There were some other folks there from my conference (easy to pick out as the
only people in the place excitedly discussing the impacts of regulatory changes
on wastewater effluent limits). I tried to strike up a conversation (again, see
my “talking with strangers is awesome” rule), but they weren’t particularly
friendly.
[xviii]
Except, of course, the Commanche who were, apparently, the human equivalent of
the Honey Badger. It’s scientifically impossible to measure how little of a
damn the Commanche gave about the Spanish. Or, you know, the Americans, the
Mexicans, other tribes, basic humanity, etc.
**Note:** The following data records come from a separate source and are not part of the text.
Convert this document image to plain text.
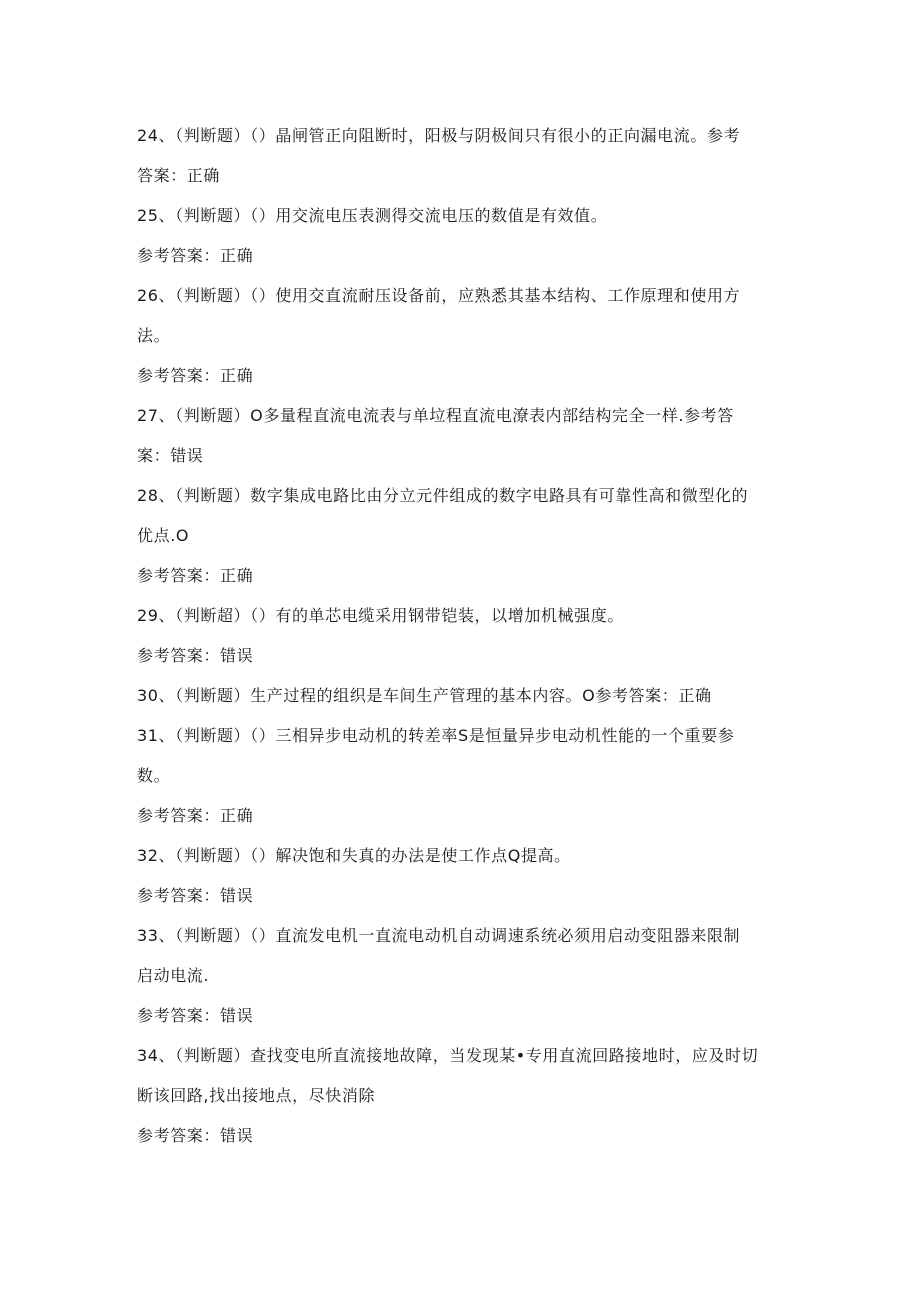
24、（判断题）（）晶闸管正向阻断时，阳极与阴极间只有很小的正向漏电流。参考
答案：正确
25、（判断题）（）用交流电压表测得交流电压的数值是有效值。
参考答案：正确
26、（判断题）（）使用交直流耐压设备前，应熟悉其基本结构、工作原理和使用方
法。
参考答案：正确
27、（判断题）O多量程直流电流表与单垃程直流电潦表内部结构完全一样.参考答
案：错误
28、（判断题）数字集成电路比由分立元件组成的数字电路具有可靠性高和微型化的
优点.O
参考答案：正确
29、（判断超）（）有的单芯电缆采用钢带铠装，以增加机械强度。
参考答案：错误
30、（判断题）生产过程的组织是车间生产管理的基本内容。O参考答案：正确
31、（判断题）（）三相异步电动机的转差率S是恒量异步电动机性能的一个重要参
数。
参考答案：正确
32、（判断题）（）解决饱和失真的办法是使工作点Q提高。
参考答案：错误
33、（判断题）（）直流发电机一直流电动机自动调速系统必须用启动变阻器来限制
启动电流.
参考答案：错误
34、（判断题）查找变电所直流接地故障，当发现某•专用直流回路接地时，应及时切
断该回路,找出接地点，尽快消除
参考答案：错误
Every stereotype of “savage
redskins” out there finds some kernel of truth in the Commanche. Admittedly,
this was not a civil time in general, but the Commanche took it to a whole
other level before their eventual “pacification”. They were still in nascent
bloodthirstiness at the time of the Missions, but still.
[xix]
While the actual derivation of the name is less obvious, the initial impression
is that Texas had just run out of Park names and just gave it the most literal
description they could. Do we own it?
Check. Is it a Canyon? Check. Ok, we’re good to go on this one. Let’s go secede
from the US now.
[xx]
Luckily I am equally fascinated with vast landscapes and the microcosms of
small ecosystems. I just needed to switch lenses, literally and figuratively.